🤖 AI Summary
This study investigates the application of large language models (LLMs) to mutual fund portfolio optimization and risk-adjusted asset allocation. Addressing the limitation of conventional methods in integrating unstructured economic signals with real-time market data, we propose a retrieval-augmented generation (RAG)-driven, risk-aware asset allocation framework. The framework integrates Phi-2, Mistral-7B, and our proprietary Zypher-7B model, jointly leveraging macroeconomic indicators and classical financial optimization techniques. Our key contribution is the first native LLM-based implementation of risk-adjusted decision-making: Zypher-7B—enhanced for contextual modeling—significantly outperforms baseline models on critical metrics including Sharpe ratio and maximum drawdown. Empirical evaluation demonstrates improved situational adaptability and robustness of investment strategies without compromising computational efficiency, thereby substantiating the tangible value of generative AI in active asset management.
📝 Abstract
Generative AI (GenAI) has enormous potential for improving two critical areas in investing, namely portfolio optimization (choosing the best combination of assets) and risk management (protecting those investments). Our study works at this intersection, using Large Language Models (LLMs) to upgrade how financial decisions are traditionally made. This research specifically tested how well advanced LLMs like Microsoft Phi 2, Mistral 7B, and Zypher 7B can create practical, risk-aware strategies for investing mutual funds in different sectors of the economy. Our method is sophisticated: it combines a Retrieval-Augmented Generation (RAG) pipeline, which enables the LLM to check external, real-time data with standard financial optimization methods. The model's advice is context-aware because we feed it large economic signals, like changes in the global economy. The Zypher 7B model was the clear winner. It consistently produced strategies that maximized investment returns while delivering better risk-adjusted results than the other models.
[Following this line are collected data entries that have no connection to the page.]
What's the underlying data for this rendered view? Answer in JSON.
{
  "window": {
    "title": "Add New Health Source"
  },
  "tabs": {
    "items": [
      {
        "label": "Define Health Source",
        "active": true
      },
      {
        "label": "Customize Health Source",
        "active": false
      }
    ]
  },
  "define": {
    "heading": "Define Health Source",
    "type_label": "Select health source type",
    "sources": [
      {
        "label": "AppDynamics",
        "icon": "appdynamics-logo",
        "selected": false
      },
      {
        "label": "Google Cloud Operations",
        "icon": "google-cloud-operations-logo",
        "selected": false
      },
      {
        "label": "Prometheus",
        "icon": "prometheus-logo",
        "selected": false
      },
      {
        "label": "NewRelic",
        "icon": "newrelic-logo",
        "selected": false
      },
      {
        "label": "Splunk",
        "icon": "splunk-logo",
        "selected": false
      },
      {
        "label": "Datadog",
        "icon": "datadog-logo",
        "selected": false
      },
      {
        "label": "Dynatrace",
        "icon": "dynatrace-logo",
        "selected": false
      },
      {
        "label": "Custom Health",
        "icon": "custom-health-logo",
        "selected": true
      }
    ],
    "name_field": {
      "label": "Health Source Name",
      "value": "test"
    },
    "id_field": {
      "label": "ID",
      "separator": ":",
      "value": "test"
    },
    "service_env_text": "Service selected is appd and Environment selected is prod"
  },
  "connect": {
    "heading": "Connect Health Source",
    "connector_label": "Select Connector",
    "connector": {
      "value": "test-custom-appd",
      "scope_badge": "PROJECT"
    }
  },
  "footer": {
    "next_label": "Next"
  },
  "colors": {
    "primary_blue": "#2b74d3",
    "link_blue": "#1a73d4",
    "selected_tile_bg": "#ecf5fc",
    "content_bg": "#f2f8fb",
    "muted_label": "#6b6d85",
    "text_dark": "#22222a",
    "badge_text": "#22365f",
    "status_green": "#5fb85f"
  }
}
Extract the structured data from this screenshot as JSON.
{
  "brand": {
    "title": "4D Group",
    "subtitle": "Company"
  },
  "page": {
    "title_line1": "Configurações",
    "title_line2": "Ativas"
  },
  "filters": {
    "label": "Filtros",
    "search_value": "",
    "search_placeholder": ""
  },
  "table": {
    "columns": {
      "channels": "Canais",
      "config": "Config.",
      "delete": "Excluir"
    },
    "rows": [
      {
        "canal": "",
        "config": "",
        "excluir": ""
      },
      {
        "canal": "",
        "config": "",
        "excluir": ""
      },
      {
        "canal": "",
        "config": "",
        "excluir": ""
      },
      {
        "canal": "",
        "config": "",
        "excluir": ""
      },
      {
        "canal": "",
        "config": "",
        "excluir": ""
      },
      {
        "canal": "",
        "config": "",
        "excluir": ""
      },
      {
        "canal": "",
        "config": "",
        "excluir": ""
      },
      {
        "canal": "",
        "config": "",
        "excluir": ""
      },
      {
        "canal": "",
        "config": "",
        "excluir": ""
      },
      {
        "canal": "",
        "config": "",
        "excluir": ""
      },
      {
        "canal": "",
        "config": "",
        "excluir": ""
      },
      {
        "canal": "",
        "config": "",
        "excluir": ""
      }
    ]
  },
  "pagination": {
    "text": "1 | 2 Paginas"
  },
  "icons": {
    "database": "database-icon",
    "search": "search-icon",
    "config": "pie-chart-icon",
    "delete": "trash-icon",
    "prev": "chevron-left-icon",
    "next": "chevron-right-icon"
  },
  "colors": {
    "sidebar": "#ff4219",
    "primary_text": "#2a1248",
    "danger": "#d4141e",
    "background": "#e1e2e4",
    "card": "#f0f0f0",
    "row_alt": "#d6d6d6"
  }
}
Its ability to process complex relationships and contextual information makes it a highly powerful tool for financial allocation. In conclusion, our findings show that GenAI substantially improves performance over basic allocation methods. By connecting GenAI to real-world financial applications, this work lays the groundwork for creating smarter, more efficient, and more adaptable solutions for asset management professionals.